Supervalu Inc. on Wednesday reported sales declines for its most recent quarter that were bigger than Wall Street expected, prompting investors to punish the struggling grocery giant.
Its shares fell 12.5 percent, making it the day's second-biggest percentage loser in the Standard & Poor's 500 index.
The quarterly results were a reminder that despite intensive rebuilding efforts, Eden Prairie-based Supervalu has yet to regain crucial sales momentum, outflanked by discount food retailers like Wal-Mart and even competing traditional supermarket chains.
Supervalu, one of the country's largest supermarket operators and owner of leading Twin Cities grocer Cub Foods, posted a fiscal third-quarter net loss of $750 million, or $3.54 per share, compared with a loss of $202 million, or 95 cents per diluted share, a year earlier.

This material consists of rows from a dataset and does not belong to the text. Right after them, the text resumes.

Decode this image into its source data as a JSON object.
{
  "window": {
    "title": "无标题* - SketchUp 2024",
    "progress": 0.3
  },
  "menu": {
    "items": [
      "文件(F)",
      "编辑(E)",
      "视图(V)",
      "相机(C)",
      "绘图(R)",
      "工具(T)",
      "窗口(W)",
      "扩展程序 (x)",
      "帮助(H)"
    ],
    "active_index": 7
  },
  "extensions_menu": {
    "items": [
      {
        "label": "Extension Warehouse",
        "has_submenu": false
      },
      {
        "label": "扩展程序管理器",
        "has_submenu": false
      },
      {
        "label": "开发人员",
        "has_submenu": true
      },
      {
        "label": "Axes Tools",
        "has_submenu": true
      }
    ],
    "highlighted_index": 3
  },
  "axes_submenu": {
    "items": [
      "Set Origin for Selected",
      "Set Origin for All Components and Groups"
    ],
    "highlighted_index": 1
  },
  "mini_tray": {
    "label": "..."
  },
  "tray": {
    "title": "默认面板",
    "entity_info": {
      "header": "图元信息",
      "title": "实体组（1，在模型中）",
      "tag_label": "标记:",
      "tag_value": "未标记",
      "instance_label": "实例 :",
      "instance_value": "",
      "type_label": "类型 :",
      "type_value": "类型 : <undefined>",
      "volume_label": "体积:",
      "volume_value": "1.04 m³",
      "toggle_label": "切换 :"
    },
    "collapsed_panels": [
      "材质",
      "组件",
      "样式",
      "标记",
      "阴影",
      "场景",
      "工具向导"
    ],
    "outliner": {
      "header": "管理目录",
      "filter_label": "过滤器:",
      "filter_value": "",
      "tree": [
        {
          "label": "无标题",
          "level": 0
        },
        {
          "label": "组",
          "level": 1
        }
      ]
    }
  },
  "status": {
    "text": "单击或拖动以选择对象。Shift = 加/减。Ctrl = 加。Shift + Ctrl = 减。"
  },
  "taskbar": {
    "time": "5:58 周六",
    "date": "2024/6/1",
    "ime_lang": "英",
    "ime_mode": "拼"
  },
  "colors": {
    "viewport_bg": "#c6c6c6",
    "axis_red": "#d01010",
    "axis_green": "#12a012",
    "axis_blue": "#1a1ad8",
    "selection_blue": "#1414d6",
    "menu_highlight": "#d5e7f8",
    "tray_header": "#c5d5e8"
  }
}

Excluding several one-time charges -- mostly to adjust for the declining value of certain Supervalu assets -- the company earned $50 million, or 24 cents a share, in line with analysts' estimates from Thomson Reuters.
However, other services pegged the consensus forecast at 25 cents per share, meaning Supervalu by those accounts would have missed estimates by a penny. That could have helped push down the stock Wednesday, said Ajay Jain, an analyst at Cantor Fitzgerald.
Shares closed at $7.34, down $1.05.
Sales trends weighed heavily on the stock. Supervalu's quarterly revenue of $8.33 billion was down 4.5 percent from a year earlier and short of analysts' estimates -- as tabulated by Thomson Reuters -- of $8.42 billion.